Aujourd’hui, le Paris FC ne joue pas. Les filles du Paris Saint-Germain non plus, d’ailleurs. Pourtant, à 9h du matin, le stade Charléty est déjà ouvert. Dans ses travées, 80 hommes et femmes (répartis en deux groupes) sont assis, stylo en main, les yeux rivés sur leurs cahiers. Eux, ce sont les pensionnaires de l’École des agents de joueurs de footbal (EAJF). Après des semaines de formation en e-learning, ils assistent à leur première semaine de cours en présentiel.

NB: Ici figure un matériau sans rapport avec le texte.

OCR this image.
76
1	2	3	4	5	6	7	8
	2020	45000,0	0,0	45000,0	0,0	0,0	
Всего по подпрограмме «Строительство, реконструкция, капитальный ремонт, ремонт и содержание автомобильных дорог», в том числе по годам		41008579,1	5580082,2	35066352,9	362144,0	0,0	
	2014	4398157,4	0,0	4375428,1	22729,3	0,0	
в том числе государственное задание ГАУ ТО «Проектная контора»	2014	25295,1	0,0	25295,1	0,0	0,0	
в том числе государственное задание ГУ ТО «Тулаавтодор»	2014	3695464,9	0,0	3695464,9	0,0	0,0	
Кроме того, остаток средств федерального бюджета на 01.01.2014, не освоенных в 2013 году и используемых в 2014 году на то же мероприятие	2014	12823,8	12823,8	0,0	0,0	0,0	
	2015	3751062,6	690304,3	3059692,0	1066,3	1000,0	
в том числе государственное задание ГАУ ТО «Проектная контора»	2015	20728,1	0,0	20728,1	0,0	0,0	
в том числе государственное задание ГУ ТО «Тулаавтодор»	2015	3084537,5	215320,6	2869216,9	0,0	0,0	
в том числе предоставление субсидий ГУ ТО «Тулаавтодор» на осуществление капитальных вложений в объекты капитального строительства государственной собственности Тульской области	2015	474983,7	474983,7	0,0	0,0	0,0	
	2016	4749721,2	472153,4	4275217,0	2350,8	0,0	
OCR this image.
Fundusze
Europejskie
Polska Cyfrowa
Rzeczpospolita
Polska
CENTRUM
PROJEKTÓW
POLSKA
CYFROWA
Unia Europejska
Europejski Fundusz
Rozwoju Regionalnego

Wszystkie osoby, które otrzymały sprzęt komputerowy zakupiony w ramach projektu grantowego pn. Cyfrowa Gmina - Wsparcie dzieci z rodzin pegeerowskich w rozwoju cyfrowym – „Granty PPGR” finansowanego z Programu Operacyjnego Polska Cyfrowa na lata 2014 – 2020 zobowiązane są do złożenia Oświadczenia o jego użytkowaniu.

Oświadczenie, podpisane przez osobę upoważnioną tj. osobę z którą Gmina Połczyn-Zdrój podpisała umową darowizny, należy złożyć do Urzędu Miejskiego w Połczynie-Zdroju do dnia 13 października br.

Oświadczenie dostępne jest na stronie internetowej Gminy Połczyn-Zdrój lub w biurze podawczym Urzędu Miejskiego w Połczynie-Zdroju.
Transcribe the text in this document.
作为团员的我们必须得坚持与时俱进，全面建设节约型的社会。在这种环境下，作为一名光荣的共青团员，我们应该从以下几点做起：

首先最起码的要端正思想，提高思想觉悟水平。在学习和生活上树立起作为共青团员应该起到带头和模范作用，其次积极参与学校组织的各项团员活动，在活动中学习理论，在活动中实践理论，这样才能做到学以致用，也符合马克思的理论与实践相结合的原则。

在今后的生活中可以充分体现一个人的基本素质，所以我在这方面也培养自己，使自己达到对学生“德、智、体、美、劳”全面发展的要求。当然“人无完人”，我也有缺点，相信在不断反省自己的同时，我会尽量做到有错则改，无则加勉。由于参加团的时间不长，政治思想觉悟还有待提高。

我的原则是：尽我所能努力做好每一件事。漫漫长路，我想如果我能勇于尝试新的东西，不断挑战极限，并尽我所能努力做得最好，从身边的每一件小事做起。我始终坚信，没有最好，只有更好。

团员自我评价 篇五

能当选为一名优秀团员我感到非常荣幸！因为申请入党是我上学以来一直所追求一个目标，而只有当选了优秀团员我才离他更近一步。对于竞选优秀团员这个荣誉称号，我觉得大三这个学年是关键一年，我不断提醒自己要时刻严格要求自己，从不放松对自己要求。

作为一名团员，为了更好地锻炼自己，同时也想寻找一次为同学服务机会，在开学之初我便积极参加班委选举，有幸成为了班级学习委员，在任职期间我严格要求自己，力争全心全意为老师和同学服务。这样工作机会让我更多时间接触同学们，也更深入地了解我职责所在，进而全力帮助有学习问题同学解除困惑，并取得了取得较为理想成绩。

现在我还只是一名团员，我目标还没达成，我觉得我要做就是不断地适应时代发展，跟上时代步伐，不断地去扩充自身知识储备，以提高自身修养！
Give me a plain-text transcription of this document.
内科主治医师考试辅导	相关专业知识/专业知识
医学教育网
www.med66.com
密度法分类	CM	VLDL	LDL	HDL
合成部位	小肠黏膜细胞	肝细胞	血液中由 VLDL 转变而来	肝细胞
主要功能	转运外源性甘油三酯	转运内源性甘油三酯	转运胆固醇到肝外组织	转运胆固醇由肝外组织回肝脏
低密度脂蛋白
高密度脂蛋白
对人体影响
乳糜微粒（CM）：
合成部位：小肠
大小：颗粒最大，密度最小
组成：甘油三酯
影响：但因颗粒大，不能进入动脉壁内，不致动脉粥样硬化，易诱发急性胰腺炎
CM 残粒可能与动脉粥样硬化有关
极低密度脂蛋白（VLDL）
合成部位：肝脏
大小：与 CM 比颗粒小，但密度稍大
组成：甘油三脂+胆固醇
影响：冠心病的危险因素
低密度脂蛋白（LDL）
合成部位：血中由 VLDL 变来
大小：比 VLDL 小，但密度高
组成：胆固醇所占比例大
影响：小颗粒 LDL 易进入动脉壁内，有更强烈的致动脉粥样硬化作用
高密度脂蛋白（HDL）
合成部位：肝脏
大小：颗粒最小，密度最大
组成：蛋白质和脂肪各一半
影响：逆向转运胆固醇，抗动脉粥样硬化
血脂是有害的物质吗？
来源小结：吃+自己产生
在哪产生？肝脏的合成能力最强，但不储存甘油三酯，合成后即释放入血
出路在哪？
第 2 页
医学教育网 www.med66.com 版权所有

Dans une salle qui résonne, mais qui a le mérite d’avoir vue sur le terrain de football. Qu’importe à vrai dire, puisque ce vendredi matin, le groupe d’étudiants est concentré sur le cours de droit à l’image donnée par Badou Sambagué, avocat au barreau de Paris et également conseiller de George Weah.
Alors qu’ils sont en train de décortiquer un article qui semble bien compliqué pour des esprits qui se réveillent tout juste, Sidney Broutinovski interrompt la classe. « Bonjour à tous. Je voulais simplement faire le point avec vous sur l’ambiance en classe. Tout le monde a payé le même prix, si un élève est dissipé, c’est à vous de le secouer. Les deux principes ici : respect et auto-régulation » , explique-t-il fermement. Ici, ce n’est pas un lycée. Mais le directeur se doit d’être clair. La formation va vite, très vite même, et personne ne peut se permettre de perdre du temps ou d’en faire perdre. Pour Sidney Broutinovski, l’objectif est simple : pousser à la réussite un maximum d’élèves et continuer à faire croître son établissement.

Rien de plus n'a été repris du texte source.